New Delhi: The expert committee appointed to look into the Pegasus row -- where Israeli spyware was allegedly used to snoop on politicians, journalists, judges and government officials -- has sought more time to complete its investigation. Sources said the panel, headed by Justice (Retd) Raveendran, has already submitted its interim report in the Supreme Court, which is likely consider it on February 23.

The top court had appointed the committee in October last year amid a huge political furore, saying the state will "not get a free pass" every time national security is raised and the court will not remain a "mute spectator".

So far, at least 13 people -- including journalists N Ram, Siddharth Varadarajan and Paranjoy Guha Thakurta -- have deposed before the committee. Sources said the panel has also received around a dozen cell phones for forensic examination, including those belonging to the accused in the Bhima Koregaon case.

The Pegasus row erupted last year as a global news consortium reported that the spyware was used by several nations to target activists, journalists and many others in the civil society.

In India, news portal "The Wire" claimed that more than 142 people were targeted.

The alleged list included Congress's Rahul Gandhi, poll strategist Prashant Kishor, two serving Union Ministers, an ex-Election Commissioner, two registrars of the Supreme Court, an old number of a former judge, a close aide of a former Attorney General and 40 journalists.

As the spyware manufacturer NSO said it supplies its product only governments and their agencies, the Centre, under intense opposition pressure, said there was no illegal interception.

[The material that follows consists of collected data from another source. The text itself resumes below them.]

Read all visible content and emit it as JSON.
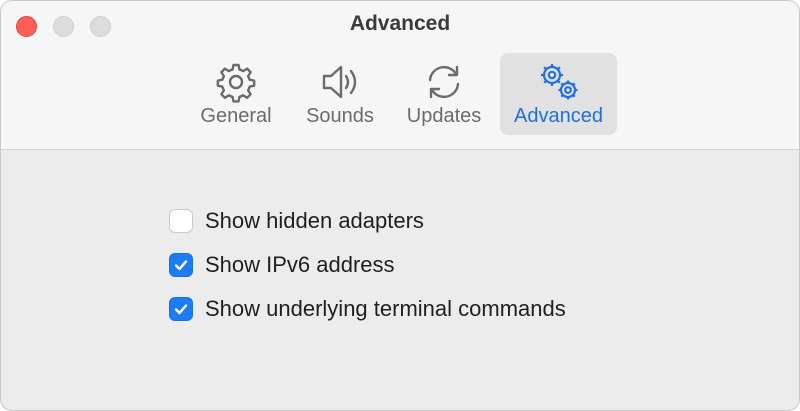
{
  "window": {
    "title": "Advanced"
  },
  "tabs": [
    {
      "label": "General",
      "icon": "gear-icon",
      "active": false
    },
    {
      "label": "Sounds",
      "icon": "speaker-icon",
      "active": false
    },
    {
      "label": "Updates",
      "icon": "refresh-icon",
      "active": false
    },
    {
      "label": "Advanced",
      "icon": "gears-icon",
      "active": true
    }
  ],
  "options": [
    {
      "label": "Show hidden adapters",
      "checked": false
    },
    {
      "label": "Show IPv6 address",
      "checked": true
    },
    {
      "label": "Show underlying terminal commands",
      "checked": true
    }
  ],
  "colors": {
    "accent": "#1c7cf5",
    "close_button": "#fe5f57",
    "inactive_icon": "#6b6b6b"
  }
}
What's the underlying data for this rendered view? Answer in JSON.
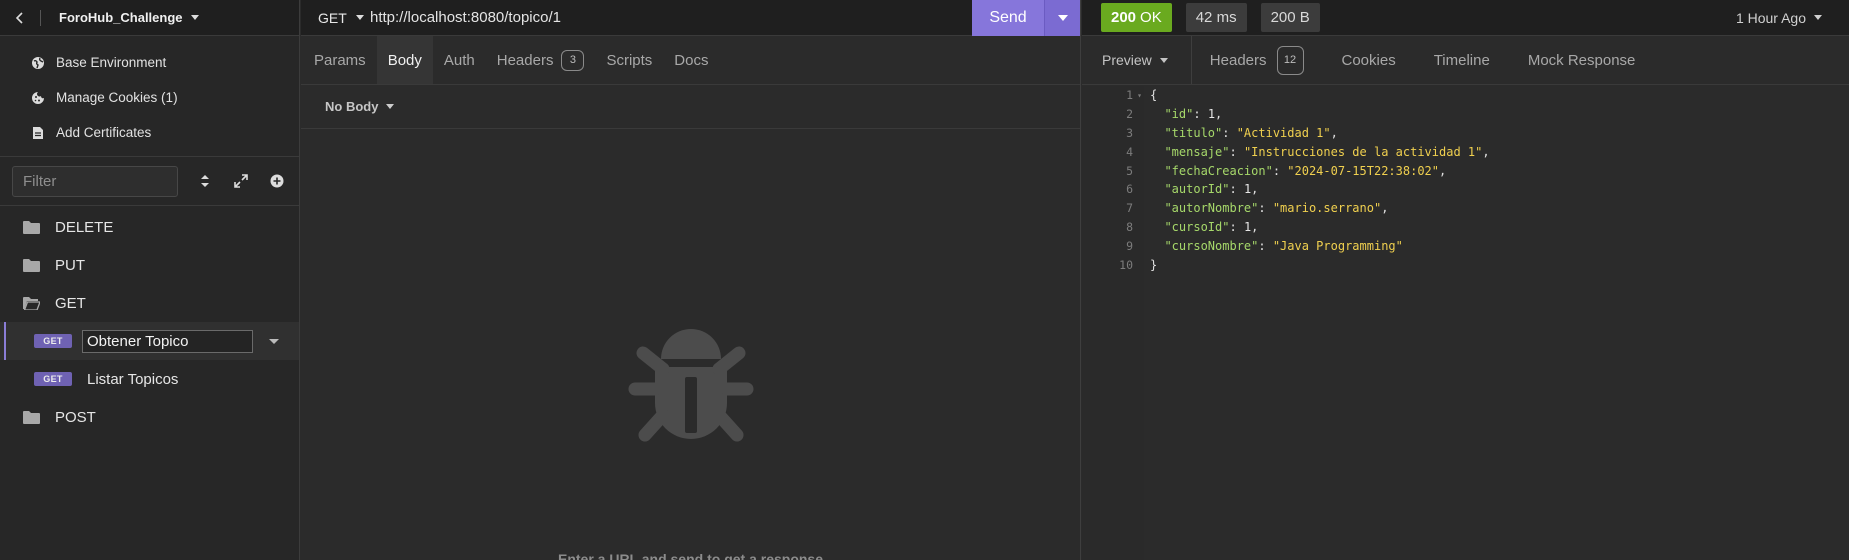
{
  "app": {
    "project_name": "ForoHub_Challenge"
  },
  "sidebar": {
    "menu": [
      {
        "label": "Base Environment",
        "icon": "globe-icon"
      },
      {
        "label": "Manage Cookies (1)",
        "icon": "cookie-icon"
      },
      {
        "label": "Add Certificates",
        "icon": "certificate-icon"
      }
    ],
    "filter_placeholder": "Filter",
    "tree": [
      {
        "type": "folder",
        "label": "DELETE",
        "open": false
      },
      {
        "type": "folder",
        "label": "PUT",
        "open": false
      },
      {
        "type": "folder",
        "label": "GET",
        "open": true
      },
      {
        "type": "request",
        "method": "GET",
        "label": "Obtener Topico",
        "active": true,
        "editing": true
      },
      {
        "type": "request",
        "method": "GET",
        "label": "Listar Topicos",
        "active": false
      },
      {
        "type": "folder",
        "label": "POST",
        "open": false
      }
    ]
  },
  "request": {
    "method": "GET",
    "url": "http://localhost:8080/topico/1",
    "send_label": "Send",
    "tabs": [
      {
        "label": "Params",
        "active": false
      },
      {
        "label": "Body",
        "active": true
      },
      {
        "label": "Auth",
        "active": false
      },
      {
        "label": "Headers",
        "active": false,
        "count": "3"
      },
      {
        "label": "Scripts",
        "active": false
      },
      {
        "label": "Docs",
        "active": false
      }
    ],
    "body_type": "No Body",
    "empty_hint": "Enter a URL and send to get a response"
  },
  "response": {
    "status": {
      "code": "200",
      "text": "OK"
    },
    "time": "42 ms",
    "size": "200 B",
    "time_ago": "1 Hour Ago",
    "preview_label": "Preview",
    "tabs": [
      {
        "label": "Headers",
        "count": "12"
      },
      {
        "label": "Cookies"
      },
      {
        "label": "Timeline"
      },
      {
        "label": "Mock Response"
      }
    ],
    "json_lines": [
      {
        "n": "1",
        "fold": true,
        "parts": [
          {
            "t": "p",
            "v": "{"
          }
        ]
      },
      {
        "n": "2",
        "parts": [
          {
            "t": "p",
            "v": "  "
          },
          {
            "t": "k",
            "v": "\"id\""
          },
          {
            "t": "p",
            "v": ": "
          },
          {
            "t": "n",
            "v": "1"
          },
          {
            "t": "p",
            "v": ","
          }
        ]
      },
      {
        "n": "3",
        "parts": [
          {
            "t": "p",
            "v": "  "
          },
          {
            "t": "k",
            "v": "\"titulo\""
          },
          {
            "t": "p",
            "v": ": "
          },
          {
            "t": "s",
            "v": "\"Actividad 1\""
          },
          {
            "t": "p",
            "v": ","
          }
        ]
      },
      {
        "n": "4",
        "parts": [
          {
            "t": "p",
            "v": "  "
          },
          {
            "t": "k",
            "v": "\"mensaje\""
          },
          {
            "t": "p",
            "v": ": "
          },
          {
            "t": "s",
            "v": "\"Instrucciones de la actividad 1\""
          },
          {
            "t": "p",
            "v": ","
          }
        ]
      },
      {
        "n": "5",
        "parts": [
          {
            "t": "p",
            "v": "  "
          },
          {
            "t": "k",
            "v": "\"fechaCreacion\""
          },
          {
            "t": "p",
            "v": ": "
          },
          {
            "t": "s",
            "v": "\"2024-07-15T22:38:02\""
          },
          {
            "t": "p",
            "v": ","
          }
        ]
      },
      {
        "n": "6",
        "parts": [
          {
            "t": "p",
            "v": "  "
          },
          {
            "t": "k",
            "v": "\"autorId\""
          },
          {
            "t": "p",
            "v": ": "
          },
          {
            "t": "n",
            "v": "1"
          },
          {
            "t": "p",
            "v": ","
          }
        ]
      },
      {
        "n": "7",
        "parts": [
          {
            "t": "p",
            "v": "  "
          },
          {
            "t": "k",
            "v": "\"autorNombre\""
          },
          {
            "t": "p",
            "v": ": "
          },
          {
            "t": "s",
            "v": "\"mario.serrano\""
          },
          {
            "t": "p",
            "v": ","
          }
        ]
      },
      {
        "n": "8",
        "parts": [
          {
            "t": "p",
            "v": "  "
          },
          {
            "t": "k",
            "v": "\"cursoId\""
          },
          {
            "t": "p",
            "v": ": "
          },
          {
            "t": "n",
            "v": "1"
          },
          {
            "t": "p",
            "v": ","
          }
        ]
      },
      {
        "n": "9",
        "parts": [
          {
            "t": "p",
            "v": "  "
          },
          {
            "t": "k",
            "v": "\"cursoNombre\""
          },
          {
            "t": "p",
            "v": ": "
          },
          {
            "t": "s",
            "v": "\"Java Programming\""
          }
        ]
      },
      {
        "n": "10",
        "parts": [
          {
            "t": "p",
            "v": "}"
          }
        ]
      }
    ]
  },
  "colors": {
    "accent": "#8676db",
    "status_ok": "#6aaa1f",
    "json_key": "#a6d86a",
    "json_string": "#f0d04f"
  }
}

In October, responding to a clutch of petitions, the Supreme Court ordered the formation of a three-member expert committee.

Overruling practically every argument of the Centre, the court said privacy is not the singular concern of journalists or social activists but of every citizen. Surveillance, said the three-judge bench led by Chief Justice of India NV Ramana, "can have chilling effect on the freedom of speech".

Last month, the row started afresh as US daily New York Times reported that Pegasus spyware and a missile system were the "centrepieces" of a roughly $2 billion deal between India and Israel made in 2017, which involved involving weapons and intelligence systems.